ダミアン神父について少しだけ紹介しておきますと、かつて病名がらい病と呼ばれていた、ハンセン病の人々に奉仕するためにベルギーからハワイのモロカイ島に宣教に行き、そこで病人の方々と共に暮らし、最後には自分もハンセン病になって、命をささげつくしたのでした。

そこでもう1つの疑問になるのですが、これだけのことをした立派な方が、福者になり、聖人になるのに120年もかかっています。なぜそんなに長い時間がかかったのだろうか、そのことも不思議に思いました。福者に上げられてからも列聖まで15年もかかっています。長い道のりなのだなぁと思いました。

ついでに、ダミアン神父についてもう少し皆さんに親しみを持ってもらうために、こぼれ話をしたいと思います。日本の有名な彫刻家で、舟越保武さんという方がおられました。西坂の、26聖人像を制作した方と言えばおわかりでしょう。この方が、かつてダミアン神父の銅像を制作したのですが、長崎で去年だったか、舟越保武展が開かれたときにそのダミアン神父像も展示されていました。

顔はできものだらけ、目もくり抜かれたようになっていましたが、迫力満点の銅像で、引き寄せられる魅力を持った像を見ることができました。このダミアン神父像と関連しての話ですが、舟越先生がイメージをふくらませる1つのきっかけになった話があります。

ダミアン神父は、モロカイ島のハンセン病患者のためにミサを捧げたり教えを説いたりしていたわけですが、ダミアン神父が健康だったときには、「あなたたちは」というような呼び掛けをして説教をしたり教えを説いたりしていたそうです。それが、彼自身がハンセン病になり、病を通じて自分も同じ兄弟姉妹になったと感じたときから、「わたしたちは」と話し掛けるようになったそうです。

比べるとはっきり分かりますが、「イエスの呼び掛けに答えて、あなたたちもこのようにしましょう」と話すのと、「イエスの呼び掛けに答えて、わたしたちもこのようにしましょう」と話すのでは、断然「わたしたち」と呼び掛けたほうが親しみがわきます。この境地に、ダミアン神父は病を得て、たどり着いたわけです。

さて話が長くなりましたが、このダミアン神父の偉大な宣教の足跡は、今日の福音朗読箇所を味わうのに役に立つと思います。イエスは、「もし片方の手があなたをつまずかせるなら、切り捨ててしまいなさい」「もし片方の足があなたをつまずかせるなら、切り捨ててしまいなさい」「もし片方の目があなたをつまずかせるなら、えぐり出しなさい」と厳しい要求をしています。

ダミアン神父がこのイエスのみことばを頭に置いて行動していたかは分かりません。ですが結果として彼は、ハンセン病の人々により近くいて宣教するために、自らの健康を捨ててしまって、同じ病気になることも受け入れて、人々の中、その心のいちばん深いところに、飛び込んでいったのだと思います。

健康だったときは、たとえばルカ福音書の「今泣いている人々は、幸いである」「人々に憎まれるとき、また、人の子のために追い出され、ののしられ、汚名を着せられるとき、あなたがたは幸いである」(6・21,22)というような箇所は、ダミアン神父から語りかけるイエスのみことばであって、ダミアン神父も一緒に味わうイエスのみことばにまで変化していなかったかも知れません。それが、同じ病を与えられたことで、変わるきっかけを得たのでした。

ダミアン神父のような経験はなかなかわたしたちの人生には起こらないかも知れませんが、イエスが招いている幸いな生き方に入るためには、わたしたちもつまずきとなるもの、妨げとなっているものを取り除かなければなりません。

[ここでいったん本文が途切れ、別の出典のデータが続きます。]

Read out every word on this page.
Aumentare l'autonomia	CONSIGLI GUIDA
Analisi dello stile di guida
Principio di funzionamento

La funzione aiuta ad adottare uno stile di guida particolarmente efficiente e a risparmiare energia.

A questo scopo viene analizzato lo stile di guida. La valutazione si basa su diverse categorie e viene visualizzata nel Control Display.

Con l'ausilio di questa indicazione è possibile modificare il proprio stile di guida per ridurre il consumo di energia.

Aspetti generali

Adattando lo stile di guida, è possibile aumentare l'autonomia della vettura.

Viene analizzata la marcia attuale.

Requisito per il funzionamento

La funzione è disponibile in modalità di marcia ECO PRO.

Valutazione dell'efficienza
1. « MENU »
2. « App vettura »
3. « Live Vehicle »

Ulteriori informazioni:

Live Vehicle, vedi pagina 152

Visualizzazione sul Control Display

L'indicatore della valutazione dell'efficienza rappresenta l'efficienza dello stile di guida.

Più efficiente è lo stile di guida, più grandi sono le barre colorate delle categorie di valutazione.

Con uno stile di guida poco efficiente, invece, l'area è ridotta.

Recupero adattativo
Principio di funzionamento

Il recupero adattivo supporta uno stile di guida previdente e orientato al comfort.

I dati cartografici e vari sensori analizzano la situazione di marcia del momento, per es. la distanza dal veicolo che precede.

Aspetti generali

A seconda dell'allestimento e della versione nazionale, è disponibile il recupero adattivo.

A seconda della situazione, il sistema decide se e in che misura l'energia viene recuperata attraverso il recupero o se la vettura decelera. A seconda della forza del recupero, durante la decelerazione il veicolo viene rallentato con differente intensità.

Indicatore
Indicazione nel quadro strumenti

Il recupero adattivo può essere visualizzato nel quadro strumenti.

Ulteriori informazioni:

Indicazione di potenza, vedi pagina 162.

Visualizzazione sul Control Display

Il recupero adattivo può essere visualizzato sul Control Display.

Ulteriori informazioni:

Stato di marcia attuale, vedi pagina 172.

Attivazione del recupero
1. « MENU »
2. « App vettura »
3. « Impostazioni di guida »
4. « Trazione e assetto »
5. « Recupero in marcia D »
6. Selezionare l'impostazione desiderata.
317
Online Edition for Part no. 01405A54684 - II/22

イエスが「切り捨ててしまいなさい」と言ったのは、常識的に考えれば両方あって初めて当たり前に機能する身体の一部分です。手や足や目は、片方あればまぁ何とかなるという代物ではありません。

それほど重大なものでも、場合によっては、わたしたちがイエスの示す幸せにどうしてもたどり着けなくなるのであるなら、未練を残さず、捨てなさいと言っているのです。どんな理解の仕方をすれば、このようなことができるようになるのでしょうか。

わたしたちの暮らしに、もはやなくてはならないものはいくらでもあります。水道、電気、ガス。こうした便利なものを、もし手放すことになるとしたら、どんな理解の仕方が役に立つでしょうか。また、バス、電車、船も、わたしたちの生活を最低限保証するために必要なものです。それらを永久に手放すことになるとしたら、どのように納得させたらよいでしょうか。

なかなかうまく言い当てることができませんが、イエスの呼び掛けに答える1つの理解の仕方は、「当たり前と思っている、その思いを捨てなさい」ということかなぁと思いました。「両手、両足、両目が与えられている。そんなこと当たり前じゃないか。」この思いがあなたのつまずきになっている。切り捨ててしまいなさいということです。

どんなに当たり前に思えることでも、与えられていることに感謝できるようにしておくべきです。当たり前と思ってしまうと、わたしたちにおごり高ぶりの誘惑が忍び寄ってきます。おごり高ぶりは、差別、偏見のもとになり、人をつまずかせることになるのです。

つまずかせる人に示された罰を思い描いてみましょう。「大きな石臼を首に懸けられて、海に投げ込まれてしまう方がはるかによい。」(9・42)ついでですが、わたしも一度だけ、この罰を思わせるような怖い経験をしました。朝、目が覚めたとき、首が全く言うことをきかず、起き上がることができなかったことがありました。

もう2度とあのような思いはしたくありませんが、まさに石臼を首に懸けられているような気分でした。どうしても体を起こすことができず、腰から下を何とかベッドからずらして足を床につけ、体をひねって腹ばいになり、ベッドに手をついて床に正座したのです。あの朝は、もう一生起き上がることができないのではないかと思うくらい恐ろしい経験でした。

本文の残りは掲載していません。